The federal government led by Prime Minister Narendra Modi's pro-Hindu Bharatiya Janata Party (BJP) said in April that the Muslim congregation was solely responsible for the fast spread of the coronavirus pandemic and claimed it had caused 30 percent of India’s cases.

Since March 15, thousands of attendees have traveled back to their villages and towns.

The conference started and ended when government orders were in place against the mass gathering of people.

Muslim leader and socialist lawmaker Shafiqur Rahman Barq criticized the 10-year ban, saying the pro-Hindu government has "indulged in communal politics" even during a pandemic which has claimed thousands of lives across the world.

"Such a ban for 10 years is unprecedented and unwarranted ... This government is targeting Muslims in the country and from abroad. Delhi police recently arrested Jamia Millia Islamia student leaders including a pregnant Safoora Zargar and many more for the anti-citizenship law protest in Delhi in December," he told UCA News.

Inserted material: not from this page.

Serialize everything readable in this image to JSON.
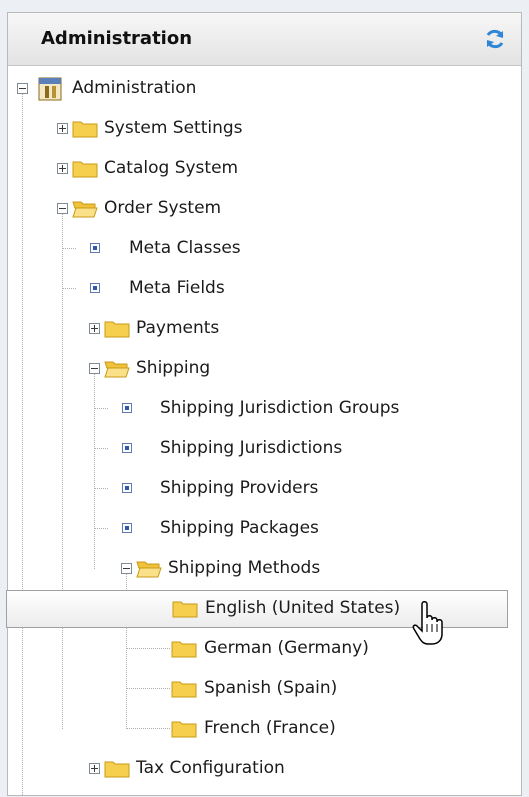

Government sources revealed that steps have been initiated to deport at least 900 foreign Tablighi members after they complete quarantine or hospitalization and international flights resume.

The ruling BJP has welcomed the 10-year ban. BJP leader Khemchand Sharma said: "The Tablighi Jamaat event was majorly responsible for the Covid-19 crisis in India. We welcome the government decision."

Home Ministry officials said the decision was not taken alone by the federal government as various state governments and local administrations provided details of foreigners found to be illegally living in mosques and attending the controversial missionary meet.

Government agencies have registered a preliminary inquiry against the organizers of the conference for alleged dubious cash transactions and concealing sources of foreign donations.

In May, church leaders and activists expressed dismay over the plight of Tablighi Jamaat members who allegedly remained in quarantine centers beyond the mandatory 14-day period.

Sabiha Quadri, a social worker who lodged a petition at Delhi High Court, alleged that 3,300 members of the Islamic missionary movement have remained at various quarantine centers for over a month despite testing negative for the coronavirus.